Eight major banks in Cambodia have shown limited progress in fully integrating environmental, social and governance (ESG) principles, particularly in areas linked to nature conservation, according to a policy assessment released by Fair Finance Cambodia.

According to Kiripost, the 2023 Bank Policy Assessment examined ESG commitments across ABA Bank, Acleda Bank Plc, Canadia Bank, Cambodian Public Bank, Bank of China, Sathapana Bank, KB-Prasac Bank and CIMB Cambodia. While some improvement was recorded in sustainability reporting, significant gaps remain in several policy areas.

The study highlighted systemic challenges including weak public disclosure, inconsistent ESG implementation and limited regulatory enforcement. Although awareness of sustainability issues has gradually increased, progress remains uneven across different sectors.

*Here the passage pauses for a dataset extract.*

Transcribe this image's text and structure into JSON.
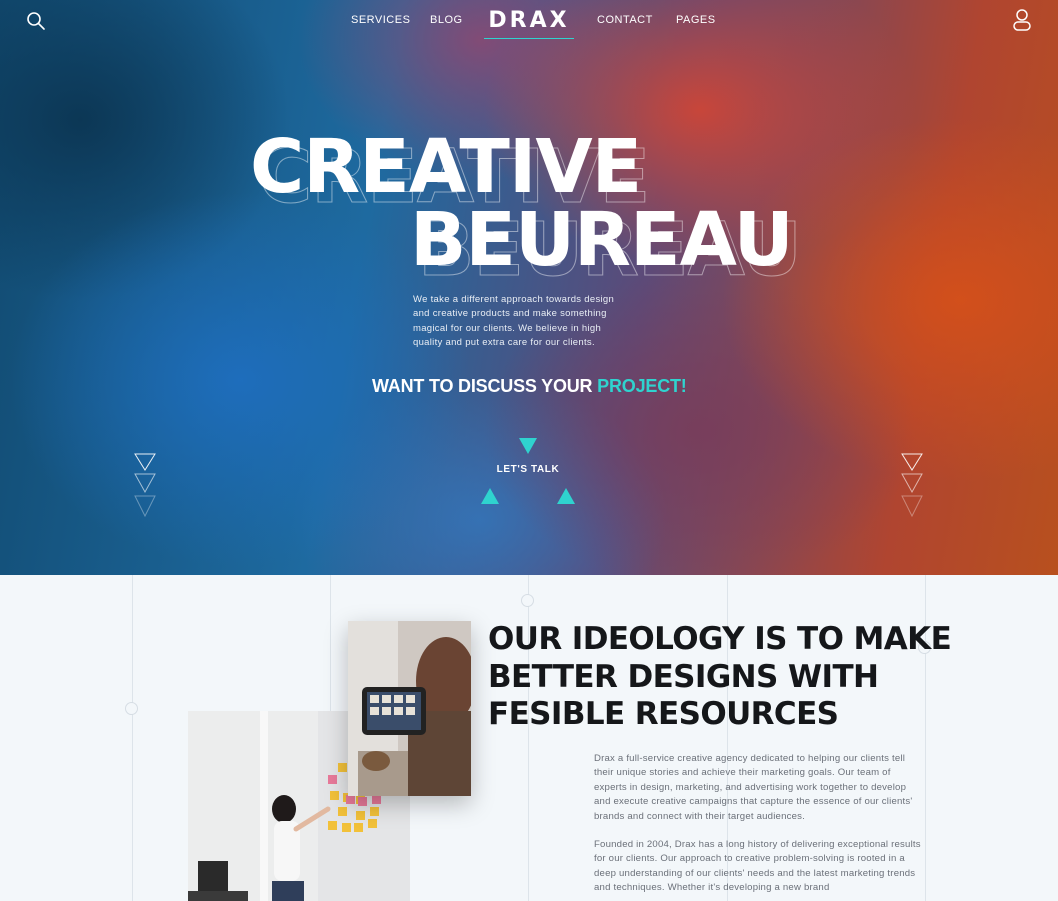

The assessment, carried out in 2024, reviewed policies related to climate change, corruption prevention, human rights, labour protection, biodiversity, taxation, transparency, gender equality and accountability. Among these, tax compliance and anti-corruption measures achieved relatively higher scores, while nature-related environmental commitments recorded the lowest performance.

Climate change awareness improved modestly, rising to 0.6 points in 2023 from zero in 2020. However, human rights and gender equality policies were still considered insufficient, with consistently low scores across all banks. Labour rights showed early improvement but declined again in 2023, suggesting enforcement difficulties.

Among the institutions evaluated, CIMB Cambodia achieved the highest overall sustainability reporting score at 2.4 out of 10. Although its transparency and accountability indicators improved slightly since 2020, progress slowed in 2023.

The coalition urged the banking industry to accelerate adoption of sustainable finance practices to support national development goals. Recommendations included expanding green financing products, strengthening climate risk management and improving stakeholder engagement.

The report was supported by members of the civil society network including Oxfam in Cambodia, Cooperation Committee for Cambodia, Transparency International Cambodia, Star Kampuchea, ActionAid Cambodia, SILAKA and Norwegian People’s Aid, and is aligned with the broader objectives of Fair Finance Asia.